Personne ne s'impose vraiment. A un mois et demi de la Coupe du monde, le XV de France n'a toujours pas réglé la sempiternelle et cruciale question du buteur, à laquelle il s'attelle depuis plusieurs mois sous la houlette du spécialiste du jeu au pied Romain Teulet. Le sujet a d'ailleurs le don d'irriter passablement le très concerné Morgan Parra.

Interrogé à Marcoussis sur le manque de régularité des buteurs français par rapport aux autres grandes nations, le demi de mêlée de Clermont est ainsi monté dans les tours : "Sexton (ouvreur de l'Irlande, Ndlr) n'en loupe jamais ? Jamais, jamais, c'est vrai... Cela ne sert à rien qu'on s'y pointe alors à la Coupe du monde : on n'a aucun buteur. On est nul comme vous le dites", a-t-il lâché, avant de s'adresser de loin à Frédéric Michalak, qui attendait de passer devant les médias : "Michal', on n'a pas de buteur ! On est morts !"

"Aujourd'hui, il n'y en a pas un au-dessus du lot"

Le XV de France n'est évidemment pas mort, mais l'encadrement cherche toujours son artilleur en chef entre Parra, Michalak, Rory Kockott et François Trinh-Duc, après avoir écarté Camille Lopez, qui en avait la charge pendant le Tournoi et qui a déçu. Preuve que cette question constitue une part importante de l'équation que doit résoudre le staff pour choisir les demis qui seront retenus (la liste définitive doit être annoncée le 23 août). 

"Je crois qu'ils (les joueurs, ndlr) ont intégré que le but serait un des critères de sélection, estime Romain Teulet, ancien buteur émérite de Castres appelé il y a huit mois pour améliorer le jeu au pied des Bleus. Il y a une carte à jouer dans ce domaine.
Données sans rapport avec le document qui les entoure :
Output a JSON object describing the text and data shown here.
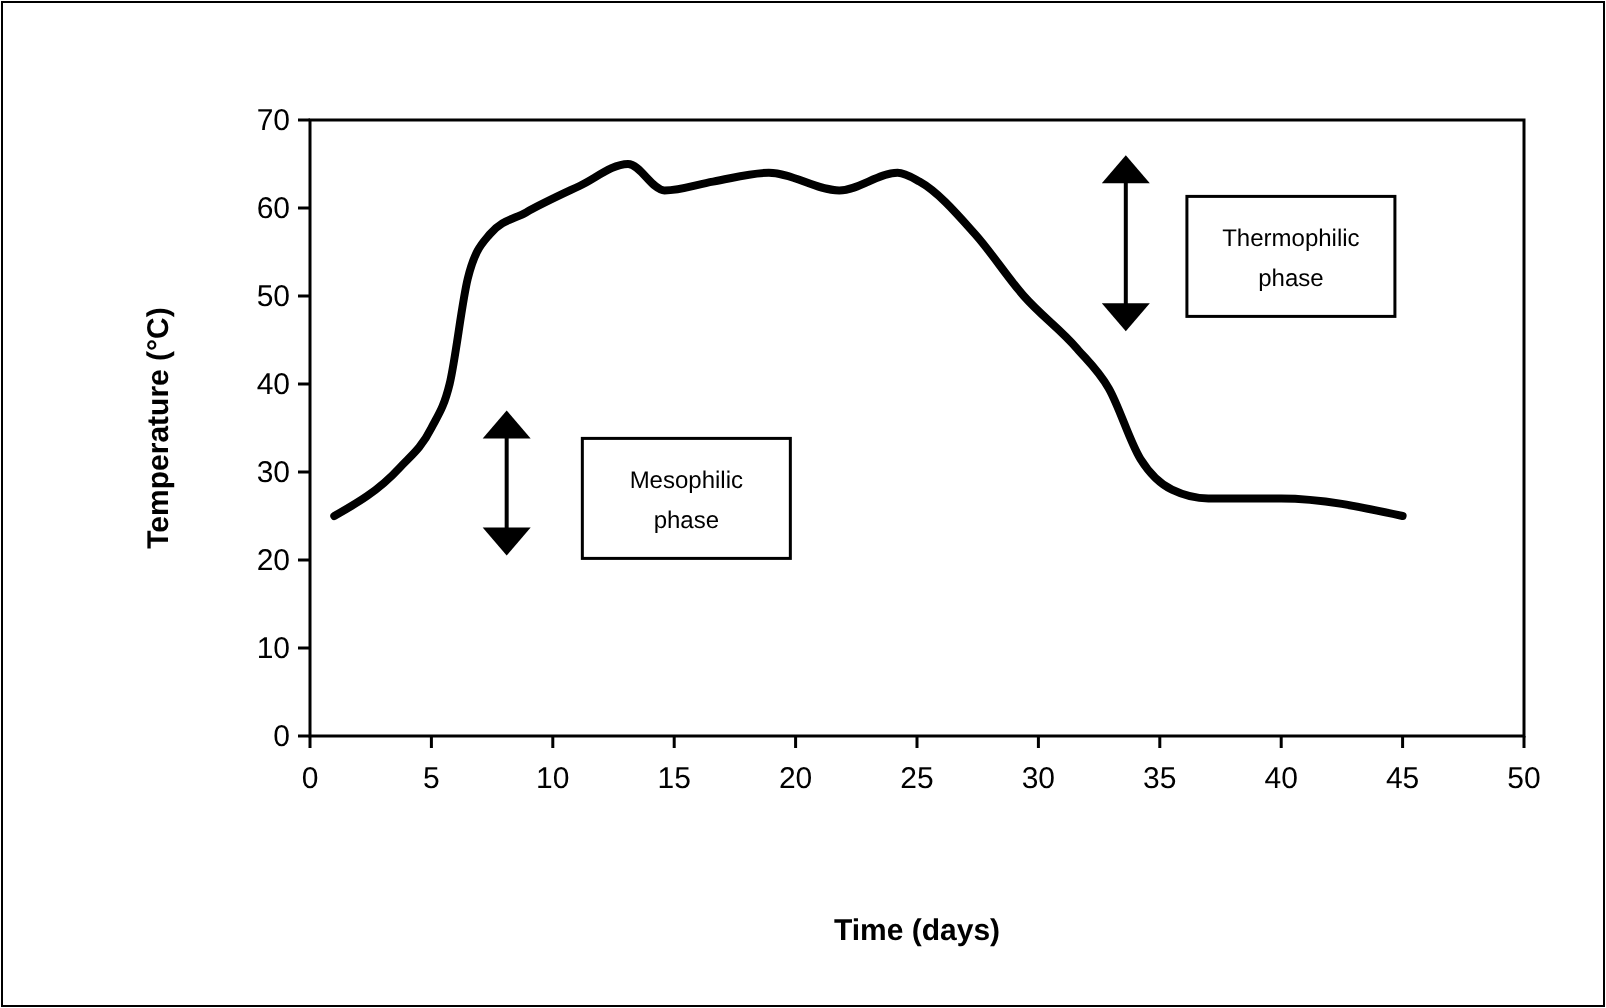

Aujourd'hui, il n'y en a pas un au-dessus. On n'a pas pu installer quelqu'un dans ce domaine, ou alors personne n'est encore réellement sorti du lot".

Un préparateur mental pour les aider

D'où le travail mis en place avec Parra et les autres pour que les buteurs parviennent à installer cette routine indispensable avant une pénalité afin qu'elle passe, quels que soient les aléas du match (fatigue, vent, pluie...). "Les buteurs doivent avoir des gestes incontournables, au niveau du pied d'appui, des épaules, de la façon de traverser le ballon. Quelle que soit la technique. Après, je reste beaucoup dans la sensation, dans l'échange aussi", poursuit Teulet qui s'aide du préparateur mental Christian Ramos, intégré à l'encadrement pour la préparation au Mondial. 
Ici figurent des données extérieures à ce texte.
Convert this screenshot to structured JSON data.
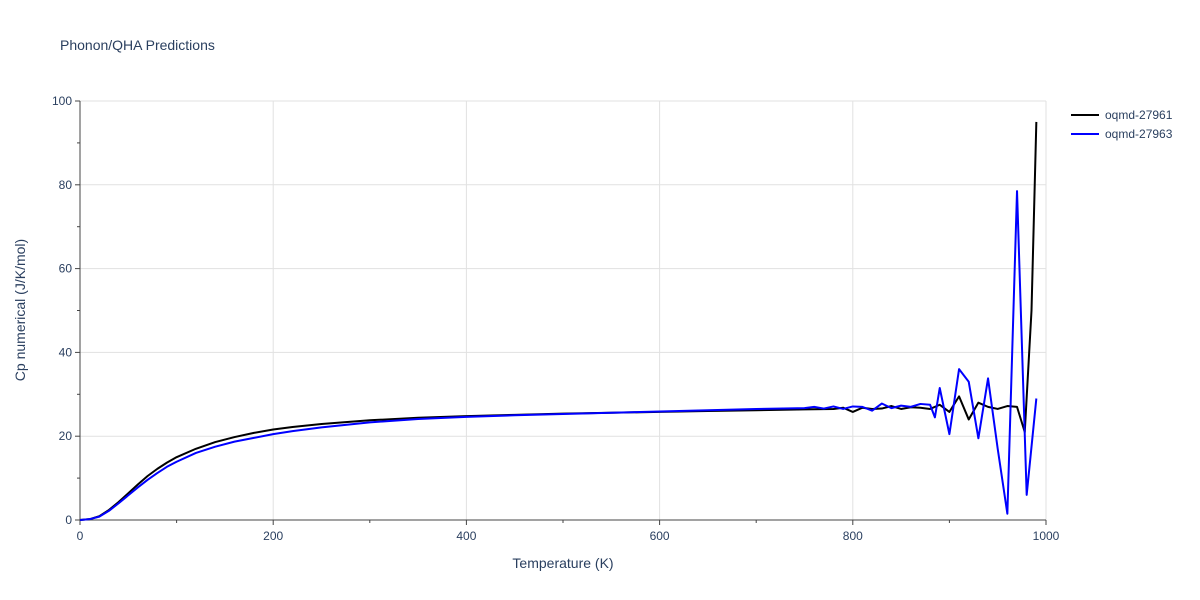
{
  "chart_data": {
    "type": "line",
    "title": "Phonon/QHA Predictions",
    "xlabel": "Temperature (K)",
    "ylabel": "Cp numerical (J/K/mol)",
    "xlim": [
      0,
      1000
    ],
    "ylim": [
      0,
      100
    ],
    "x_ticks": [
      0,
      200,
      400,
      600,
      800,
      1000
    ],
    "y_ticks": [
      0,
      20,
      40,
      60,
      80,
      100
    ],
    "grid": true,
    "legend_position": "top-right outside",
    "series": [
      {
        "name": "oqmd-27961",
        "color": "#000000",
        "points": [
          [
            0,
            0
          ],
          [
            10,
            0.2
          ],
          [
            20,
            0.9
          ],
          [
            30,
            2.4
          ],
          [
            40,
            4.3
          ],
          [
            50,
            6.4
          ],
          [
            60,
            8.5
          ],
          [
            70,
            10.5
          ],
          [
            80,
            12.2
          ],
          [
            90,
            13.7
          ],
          [
            100,
            15.0
          ],
          [
            120,
            17.0
          ],
          [
            140,
            18.6
          ],
          [
            160,
            19.8
          ],
          [
            180,
            20.8
          ],
          [
            200,
            21.6
          ],
          [
            220,
            22.2
          ],
          [
            250,
            22.9
          ],
          [
            300,
            23.8
          ],
          [
            350,
            24.4
          ],
          [
            400,
            24.8
          ],
          [
            450,
            25.1
          ],
          [
            500,
            25.4
          ],
          [
            550,
            25.6
          ],
          [
            600,
            25.8
          ],
          [
            650,
            26.0
          ],
          [
            700,
            26.2
          ],
          [
            750,
            26.4
          ],
          [
            780,
            26.5
          ],
          [
            790,
            26.8
          ],
          [
            800,
            25.8
          ],
          [
            810,
            26.8
          ],
          [
            820,
            26.5
          ],
          [
            830,
            26.6
          ],
          [
            840,
            27.2
          ],
          [
            850,
            26.5
          ],
          [
            860,
            26.9
          ],
          [
            870,
            26.8
          ],
          [
            880,
            26.5
          ],
          [
            890,
            27.5
          ],
          [
            900,
            25.8
          ],
          [
            910,
            29.5
          ],
          [
            920,
            24.0
          ],
          [
            930,
            28.0
          ],
          [
            940,
            27.0
          ],
          [
            950,
            26.5
          ],
          [
            960,
            27.2
          ],
          [
            970,
            27.0
          ],
          [
            978,
            21.0
          ],
          [
            985,
            50.0
          ],
          [
            990,
            95.0
          ]
        ]
      },
      {
        "name": "oqmd-27963",
        "color": "#0000ff",
        "points": [
          [
            0,
            0
          ],
          [
            10,
            0.2
          ],
          [
            20,
            0.8
          ],
          [
            30,
            2.2
          ],
          [
            40,
            4.0
          ],
          [
            50,
            5.9
          ],
          [
            60,
            7.8
          ],
          [
            70,
            9.6
          ],
          [
            80,
            11.2
          ],
          [
            90,
            12.7
          ],
          [
            100,
            13.9
          ],
          [
            120,
            16.0
          ],
          [
            140,
            17.5
          ],
          [
            160,
            18.7
          ],
          [
            180,
            19.6
          ],
          [
            200,
            20.5
          ],
          [
            220,
            21.2
          ],
          [
            250,
            22.1
          ],
          [
            300,
            23.3
          ],
          [
            350,
            24.1
          ],
          [
            400,
            24.6
          ],
          [
            450,
            25.0
          ],
          [
            500,
            25.3
          ],
          [
            550,
            25.6
          ],
          [
            600,
            25.9
          ],
          [
            650,
            26.2
          ],
          [
            700,
            26.5
          ],
          [
            750,
            26.7
          ],
          [
            760,
            27.0
          ],
          [
            770,
            26.6
          ],
          [
            780,
            27.1
          ],
          [
            790,
            26.5
          ],
          [
            800,
            27.1
          ],
          [
            810,
            27.0
          ],
          [
            820,
            26.1
          ],
          [
            830,
            27.8
          ],
          [
            840,
            26.7
          ],
          [
            850,
            27.3
          ],
          [
            860,
            27.0
          ],
          [
            870,
            27.7
          ],
          [
            880,
            27.5
          ],
          [
            885,
            24.5
          ],
          [
            890,
            31.5
          ],
          [
            900,
            20.5
          ],
          [
            910,
            36.0
          ],
          [
            920,
            33.0
          ],
          [
            930,
            19.5
          ],
          [
            940,
            33.8
          ],
          [
            950,
            17.0
          ],
          [
            960,
            1.5
          ],
          [
            970,
            78.5
          ],
          [
            980,
            6.0
          ],
          [
            990,
            29.0
          ]
        ]
      }
    ]
  }
}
"Je n'interviens que sur deux grands éléments : soit renforcer le positif quand Romain valorise la technique du joueur. A ce moment-là, je demande au sportif de retenir la représentation mentale de ce qu'il a fait, détaille l'intéressé. Mais on peut aussi détecter un joueur qui commence à s'agacer parce qu'il est en difficulté. On lui dit alors : 'Super, tu es en train de vivre ce que tu vis en compétition.'A ce moment-là, on arrête la séquence et on analyse le fonctionnement du joueur pour trouver des clés."